Il presidente francese Emanuel Macron ha comunicato ai francesi, ma fondamentalmente a tutti noi, che siamo in guerra. Una guerra, quella globale al coronavirus, un po’ particolare che, infatti, non si combatte né sul Piave, né a Stalingrado, ma, più “eroicamente”, restando a casa, con figli, consorte e magari la suocera, non lavorando, o facendolo in modalità smart e agile per chi può, e limitando al minimo i contatti e gli spostamenti.
Per combattere servono, quindi, pazienza, strutture per gli ospedali e le rianimazioni per provare a salvare più vite possibili, ma anche “medicine” economiche per i lavoratori e le imprese italiane colpite, come quelle di tutte il mondo, dal virus che viene dalla Cina.
In questo quadro, dopo gli interventi più strettamente sanitari, il “Gabinetto di guerra” guidato dal professor Conte è stato chiamato a mettere sul campo di “battaglia” misure per l’economia con l’approvazione del Decreto “Cura Italia” del quale, è corretto precisare, al momento della scrittura dell’articolo non è ancora disponibile il testo “ufficiale”, in attesa della bollinatura della Ragioneria dello Stato, ma solo di bozze, più o meno ufficiose, che come sempre sono uscite dalle segrete stanze.

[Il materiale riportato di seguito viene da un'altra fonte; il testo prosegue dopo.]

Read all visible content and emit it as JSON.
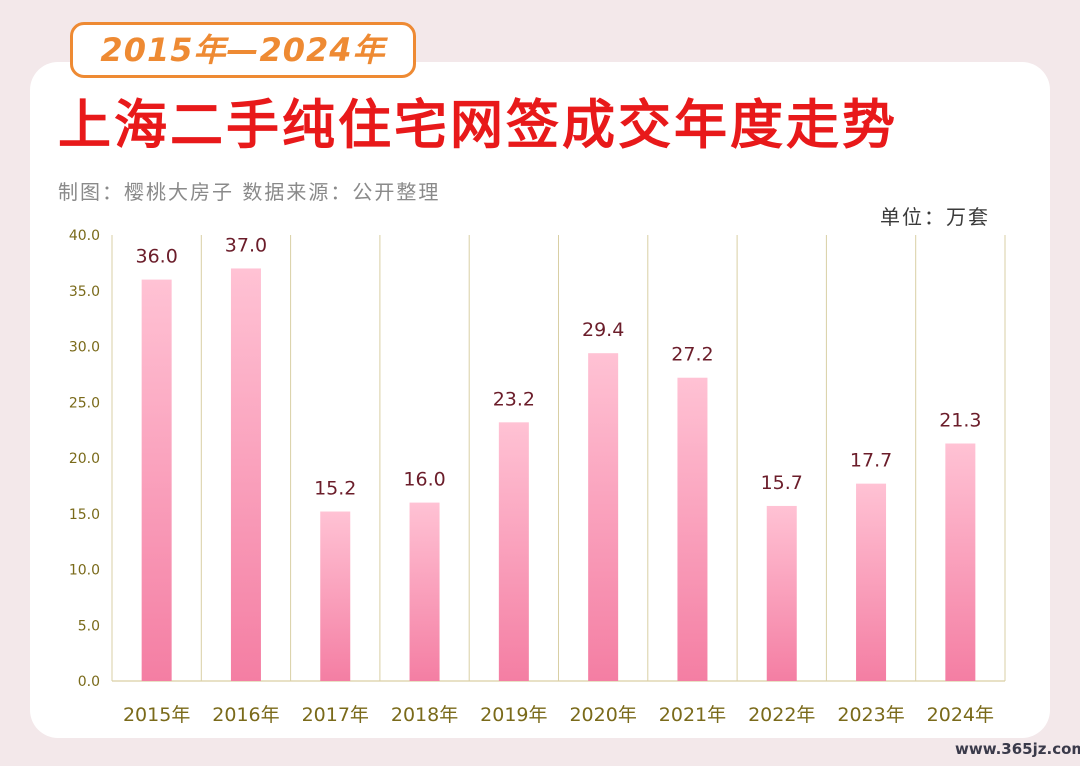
{
  "header": {
    "year_range": "2015年—2024年",
    "title": "上海二手纯住宅网签成交年度走势",
    "credit": "制图：樱桃大房子   数据来源：公开整理",
    "unit": "单位：万套"
  },
  "watermark": "www.365jz.com",
  "colors": {
    "title": "#e8191a",
    "pill_border": "#ee8a33",
    "bar_top": "#ffc2d4",
    "bar_bottom": "#f47ea3",
    "value_label": "#6b1d2a",
    "tick_label": "#7a6a1a",
    "grid": "#d9cfa4"
  },
  "chart_data": {
    "type": "bar",
    "categories": [
      "2015年",
      "2016年",
      "2017年",
      "2018年",
      "2019年",
      "2020年",
      "2021年",
      "2022年",
      "2023年",
      "2024年"
    ],
    "values": [
      36.0,
      37.0,
      15.2,
      16.0,
      23.2,
      29.4,
      27.2,
      15.7,
      17.7,
      21.3
    ],
    "value_labels": [
      "36.0",
      "37.0",
      "15.2",
      "16.0",
      "23.2",
      "29.4",
      "27.2",
      "15.7",
      "17.7",
      "21.3"
    ],
    "y_ticks": [
      "0.0",
      "5.0",
      "10.0",
      "15.0",
      "20.0",
      "25.0",
      "30.0",
      "35.0",
      "40.0"
    ],
    "ylim": [
      0,
      40
    ],
    "title": "上海二手纯住宅网签成交年度走势",
    "xlabel": "",
    "ylabel": "",
    "grid": "vertical separators between categories",
    "legend": "none"
  }
}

Tra i vari provvedimenti bisogna sottolineare quelli in maniera di politiche (molto poco attive) per il lavoro che si propongono di garantire, nei prossimi mesi, un reddito a molte persone che sono, o potrebbero esserlo senza interventi dell’esecutivo, senza lavoro o comunque con entrate molto limitate.
In considerazione dell’emergenza epidemiologica da Covid-19, ad esempio, a decorrere dal 23 febbraio 2020 e sino al 1° giugno 2020, il decorso dei termini di decadenza relativi alle prestazioni previdenziali, assistenziali e assicurative erogate dall’Inps e dall’Inail, è sospeso di diritto.

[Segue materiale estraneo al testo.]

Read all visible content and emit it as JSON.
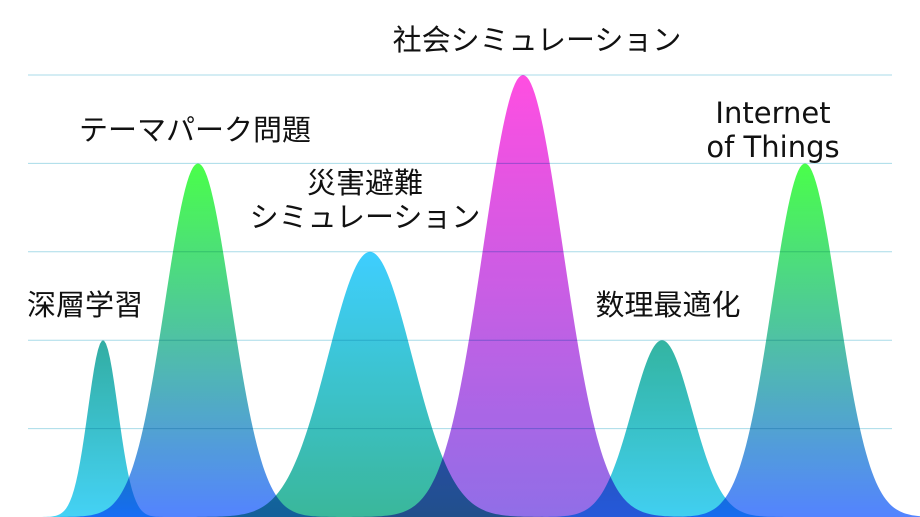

Ferma restando, poi, la fruizione dei benefici economici, considerata la situazione di emergenza sul territorio nazionale relativa al rischio di diffondersi del virus Covid-19, e al fine di limitare gli spostamenti delle persone fisiche ai casi strettamente necessari, sono sospesi, almeno per ora, per due mesi, dall’entrata in vigore del decreto, gli obblighi connessi alla fruizione del reddito di cittadinanza, ma anche Naspi, Dis-coll e integrazioni salariali, relativi alle misure di condizionalità e sono sospese, nella stessa prospettiva, le convocazioni da parte dei Centri per l’impiego per la partecipazione ad iniziative di orientamento.
L’amara medicina, insomma, prevede il congelamento, di fatto, delle tanto citate, e non sempre realizzate con la stessa intensità, politiche attive del lavoro. La scelta è, senza dubbio, comprensibile nell’interesse alla salute dei beneficiari delle misure, a vario titolo, di sostegno, ma anche, altrettanto, di quella degli operatori. Tuttavia questa situazione non potrà durare per molto e, anzi, nel nuovo quadro post-coronavirus, sarà necessario mettere in campo nuovi strumenti sempre più “smart” per favorire l’inserimento, e soprattutto il reinserimento, nel mercato del lavoro dei soggetti più deboli magari perché low skilled o “meno giovani”.
La speranza è che questi due mesi di necessario, e forzato, stop facilitino la riflessione sul cosa fare quando il sistema, debellato il virus, ripartirà. Potrebbe essere utile, in questi giorni di riposo obbligatorio, darsi anche alle buone letture dei classici, quali il professor Marco Biagi, di cui domani ricorre il diciottesimo anniversario dell’efferato omicidio, per capire come aggiornare e portare nel mondo di oggi la loro lezione, e i loro insegnamenti, quasi come fossero sempre accanto a noi a combattere questa nuova battaglia.